Now in his third year in the Oklahoma State program, the 25-year-old signal-caller is starting to feel comfortable about his position on the team. After a standout high school career, Weeden was drafted by the New York Yankees and gave up the gridiron for the baseball diamond. But he decided to come back to football in 2007 and chose Stillwater as his destination. After sitting out that season as a redshirt, he saw action in one game in 2008 against Missouri State.
But other than that, Weeden has been on the sidelines watching the action, learning the system and trying to further his growth as a player. He and fellow backup Alex Cate have been at the ready in case something was to happen to Zac Robinson. So far, No. 11 has been pretty healthy. But Weeden realizes he has to be ready in case something does happen.
"It's kind of dawned on me that if something were to happen to Zac - hopefully it doesn't - that I'm going to be ready to be thrown into the fire," Weeden said. "The way I look at it is that I'm ready. There's no question I'm ready. I feel very, very confident. If you asked me this a year ago, it'd be so-so. But I'm very comfortable with our offense."

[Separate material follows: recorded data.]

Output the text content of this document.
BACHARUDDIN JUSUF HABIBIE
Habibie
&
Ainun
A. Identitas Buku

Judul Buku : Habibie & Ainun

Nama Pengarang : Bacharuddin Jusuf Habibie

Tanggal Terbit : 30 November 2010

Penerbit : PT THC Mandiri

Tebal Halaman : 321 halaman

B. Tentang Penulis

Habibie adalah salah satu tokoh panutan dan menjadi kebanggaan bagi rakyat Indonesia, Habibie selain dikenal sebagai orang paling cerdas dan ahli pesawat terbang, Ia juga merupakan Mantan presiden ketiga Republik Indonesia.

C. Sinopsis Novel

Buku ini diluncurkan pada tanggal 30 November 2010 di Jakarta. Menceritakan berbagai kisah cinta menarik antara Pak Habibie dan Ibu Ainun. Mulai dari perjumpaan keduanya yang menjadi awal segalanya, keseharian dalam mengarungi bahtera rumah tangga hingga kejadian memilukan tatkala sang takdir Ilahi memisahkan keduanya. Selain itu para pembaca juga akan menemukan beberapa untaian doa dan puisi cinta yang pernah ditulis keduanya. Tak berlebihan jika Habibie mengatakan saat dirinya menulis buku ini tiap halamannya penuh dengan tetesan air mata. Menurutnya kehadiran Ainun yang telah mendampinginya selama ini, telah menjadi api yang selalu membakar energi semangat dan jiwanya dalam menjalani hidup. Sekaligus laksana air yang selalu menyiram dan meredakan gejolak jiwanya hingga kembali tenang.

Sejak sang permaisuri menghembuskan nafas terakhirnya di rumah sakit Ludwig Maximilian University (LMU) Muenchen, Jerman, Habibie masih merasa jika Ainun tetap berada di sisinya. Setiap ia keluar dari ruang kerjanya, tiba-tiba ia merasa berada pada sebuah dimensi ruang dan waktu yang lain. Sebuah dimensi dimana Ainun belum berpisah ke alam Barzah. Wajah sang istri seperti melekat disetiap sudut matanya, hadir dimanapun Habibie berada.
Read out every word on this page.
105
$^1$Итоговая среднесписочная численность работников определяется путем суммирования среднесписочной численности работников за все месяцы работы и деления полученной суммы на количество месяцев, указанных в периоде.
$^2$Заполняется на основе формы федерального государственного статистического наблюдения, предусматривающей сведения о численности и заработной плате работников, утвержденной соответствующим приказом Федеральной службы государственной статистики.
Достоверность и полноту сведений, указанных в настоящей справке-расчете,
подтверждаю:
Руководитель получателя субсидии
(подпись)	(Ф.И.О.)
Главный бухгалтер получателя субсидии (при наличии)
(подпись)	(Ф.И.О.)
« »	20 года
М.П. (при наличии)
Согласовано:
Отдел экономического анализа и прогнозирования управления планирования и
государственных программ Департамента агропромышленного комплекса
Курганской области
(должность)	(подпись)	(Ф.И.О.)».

He admits that the state of OSU's offense makes it easier for him if he were needed in a game situation.
"We've got 10 guys around us that make it easy," he said. "We hand the ball off to two of the best backs in the conference, we've got receivers, Dez (Bryant) and guys like that and if you throw it they're going to make plays. For me personally just being one snap away, people always say. My first year in I didn't know what to expect, but now I've come to the reality that I'm right there. I've got to take care of business and prepare every week like I'm the starter. That's what I'm going to do, is prepare like I'm starting the game."
"Granted I can't run like Zac can, but I feel like there are parts of our offense where I know I can excel."
While he waits for next year for an open shot at the starter's job, he doesn't regret his decision to come to OSU. While the West End Zone is making every player happy beyond their wildest dreams ("The food's been good. It's like a buffet, it's huge. Some of those linemen have made the best of it, for sure."), he says the program has benefitted from a coaching staff that has improved greatly in recent years, leading the program from a rough 2005 season through a near-breakthrough '08 campaign.
"They've put the pieces together as far as recruiting and stuff like that," he said. "When I first got here, I didn't have much to base it on, but I feel like from the minute I got here the program's not even run the same way. It's night and day from when I first got here. I think that's hats off to coach (Mike) Gundy, because I think it starts with him. Not only are we a better team, but we deserve it. I think we've worked hard enough as a core to get here. Now we just have to stay here. We have to go out and prove to everybody that we deserve to stay here."